AR-GE: Başta KOBİ’ler olmak üzere, özel kesimin Ar-Ge kapasitesi ve Ar-Ge’ye olan talebinin artırılması sağlanacak. Özel sektör ile üniversiteler ve araştırma kurumları arasındaki işbirliğini geliştirmeye yönelik programlar ve rekabet öncesi Ar-Ge işbirlikleri desteklenecek.
TARIM: Kurumsal ve idari yapılardaki dönüşüme öncelik verilecek, tarımsal istatistikler nitelik ve nicelik olarak iyileştirilecek. Hayvancılıkta, et ve süt piyasalarında istikrarın sağlanması ve besi hayvancılığının geliştirilmesi yönünde yapısal dönüşümü sağlayacak şekilde destekler düzenlenecek.
SANAYİ: Sanayi ihracatı artırılacak ve yapısal dönüşüme katkı sağlayacak Sanayi Stratejisi ve sektörel stratejiler uygulamaya geçirilecek. Savunma sanayinde, yurtiçi teknoloji ve kabiliyet edinimini esas alan bir sistem oluşturulacak.
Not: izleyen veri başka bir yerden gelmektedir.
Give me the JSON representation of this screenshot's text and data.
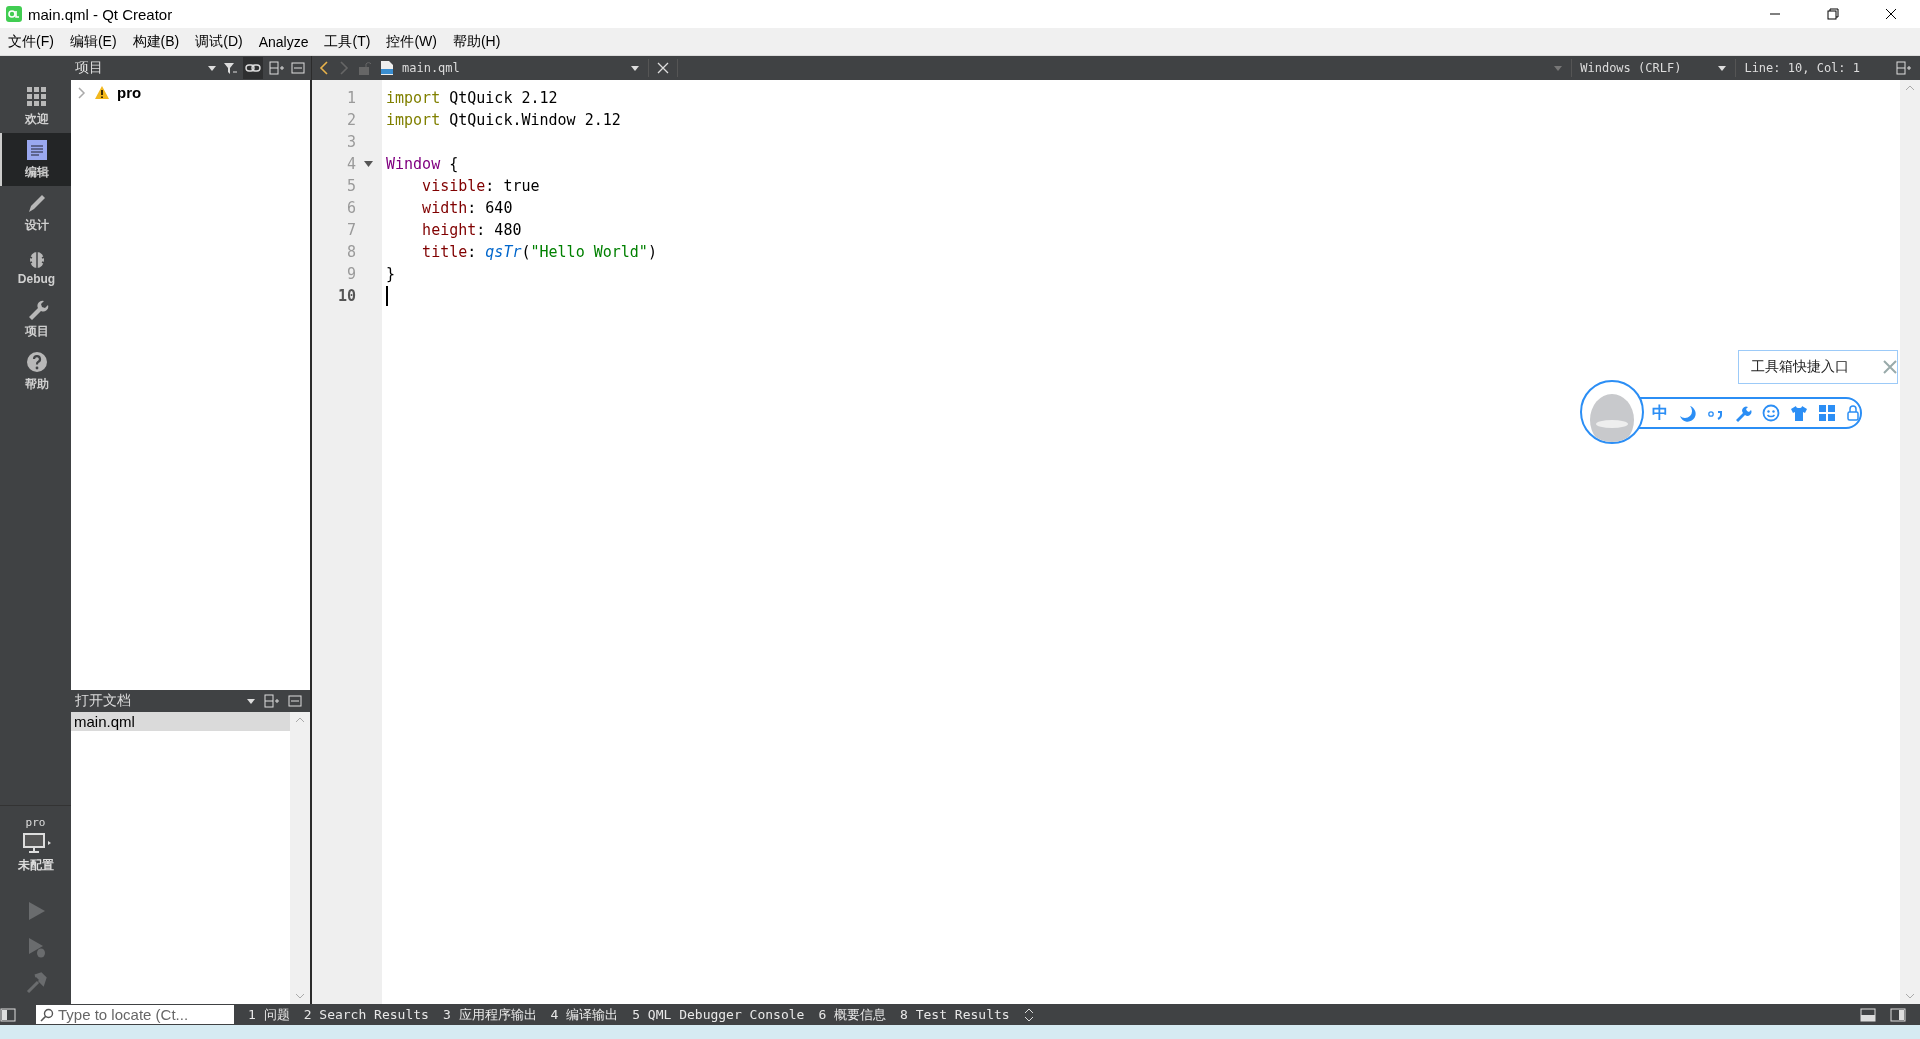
{
  "window": {
    "title": "main.qml - Qt Creator"
  },
  "menu": [
    "文件(F)",
    "编辑(E)",
    "构建(B)",
    "调试(D)",
    "Analyze",
    "工具(T)",
    "控件(W)",
    "帮助(H)"
  ],
  "mode_bar": [
    {
      "kind": "welcome",
      "label": "欢迎",
      "selected": false
    },
    {
      "kind": "edit",
      "label": "编辑",
      "selected": true
    },
    {
      "kind": "design",
      "label": "设计",
      "selected": false
    },
    {
      "kind": "debug",
      "label": "Debug",
      "selected": false
    },
    {
      "kind": "projects",
      "label": "项目",
      "selected": false
    },
    {
      "kind": "help",
      "label": "帮助",
      "selected": false
    }
  ],
  "kit": {
    "project": "pro",
    "status": "未配置"
  },
  "project_panel": {
    "title": "项目",
    "tree": [
      {
        "label": "pro",
        "warning": true,
        "expanded": false
      }
    ]
  },
  "open_documents": {
    "title": "打开文档",
    "items": [
      {
        "label": "main.qml",
        "selected": true
      }
    ]
  },
  "editor": {
    "tab": "main.qml",
    "line_ending": "Windows (CRLF)",
    "position": "Line: 10, Col: 1",
    "lines": [
      {
        "number": "1",
        "current": false,
        "foldable": false,
        "tokens": [
          {
            "kind": "keyword",
            "text": "import"
          },
          {
            "kind": "plain",
            "text": " QtQuick 2.12"
          }
        ]
      },
      {
        "number": "2",
        "current": false,
        "foldable": false,
        "tokens": [
          {
            "kind": "keyword",
            "text": "import"
          },
          {
            "kind": "plain",
            "text": " QtQuick.Window 2.12"
          }
        ]
      },
      {
        "number": "3",
        "current": false,
        "foldable": false
      },
      {
        "number": "4",
        "current": false,
        "foldable": true,
        "tokens": [
          {
            "kind": "type",
            "text": "Window"
          },
          {
            "kind": "plain",
            "text": " {"
          }
        ]
      },
      {
        "number": "5",
        "current": false,
        "foldable": false,
        "tokens": [
          {
            "kind": "property",
            "text": "    visible"
          },
          {
            "kind": "plain",
            "text": ": true"
          }
        ]
      },
      {
        "number": "6",
        "current": false,
        "foldable": false,
        "tokens": [
          {
            "kind": "property",
            "text": "    width"
          },
          {
            "kind": "plain",
            "text": ": 640"
          }
        ]
      },
      {
        "number": "7",
        "current": false,
        "foldable": false,
        "tokens": [
          {
            "kind": "property",
            "text": "    height"
          },
          {
            "kind": "plain",
            "text": ": 480"
          }
        ]
      },
      {
        "number": "8",
        "current": false,
        "foldable": false,
        "tokens": [
          {
            "kind": "property",
            "text": "    title"
          },
          {
            "kind": "plain",
            "text": ": "
          },
          {
            "kind": "function",
            "text": "qsTr"
          },
          {
            "kind": "plain",
            "text": "("
          },
          {
            "kind": "string",
            "text": "\"Hello World\""
          },
          {
            "kind": "plain",
            "text": ")"
          }
        ]
      },
      {
        "number": "9",
        "current": false,
        "foldable": false,
        "tokens": [
          {
            "kind": "plain",
            "text": "}"
          }
        ]
      },
      {
        "number": "10",
        "current": true,
        "foldable": false
      }
    ]
  },
  "toolbox": {
    "tooltip": "工具箱快捷入口",
    "items": [
      {
        "kind": "text",
        "text": "中"
      },
      {
        "kind": "moon"
      },
      {
        "kind": "punctuation"
      },
      {
        "kind": "wrench"
      },
      {
        "kind": "smiley"
      },
      {
        "kind": "shirt"
      },
      {
        "kind": "grid"
      },
      {
        "kind": "lock"
      }
    ]
  },
  "locator": {
    "placeholder": "Type to locate (Ct..."
  },
  "output_tabs": [
    "1 问题",
    "2 Search Results",
    "3 应用程序输出",
    "4 编译输出",
    "5 QML Debugger Console",
    "6 概要信息",
    "8 Test Results"
  ]
}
Madencilikte ülke potansiyelinden en üst düzeyde yararlanılacak.
TURİZM: Turizm yatırımları, gelişmiş ve yoğun kullanıma konu olan yörelerden diğer alanlara kaydırılarak çeşitlendirilecek ve turizm faaliyetlerinin tüm yıla yayılması sağlanacak.

Kamu, elektrik ve şekerden çekilip ‘gelişmişlik farkı’nı kapatacak

KAMU harcamalarının sağlıklı bir temele kavuşturulması için, verimsiz faaliyet ve projeler tasfiye edilecek.
Üniversite hastanelerinin finansman sıkıntıları için yapısal tedbirler alınırken, sağlık harcamalarına ilişkin denetim modelleri geliştirilecek.
Sosyal yardımlarla istihdam arasında bağlantı kurulacak ve sosyal yardımlardan mükerrer yararlanma önlenecek.
Kamu yatırımları için eğitim, sağlık, teknolojik araştırma, ulaştırma, içme suyu ile bilgi ve iletişim teknolojilerine yönelik altyapı yatırımlarına öncelik verilecek.
Yatırımlar, başta Güneydoğu Anadolu ve Doğu Anadolu Projesi olmak üzere bölgeler arası gelişmişlik farklarını azaltmayı hedefleyen ekonomik projelere yoğunlaştırılacak.
Kamunun elektrik dağıtımı ve şeker üretimi alanlarından tamamen çekilmesi, elektrik üretimi, telekom, liman, otoyol ve köprü işletmeciliğindeki payının ise azaltılması hedeflendi.
Haberle ilgili daha fazlası:

BAKMADAN GEÇME!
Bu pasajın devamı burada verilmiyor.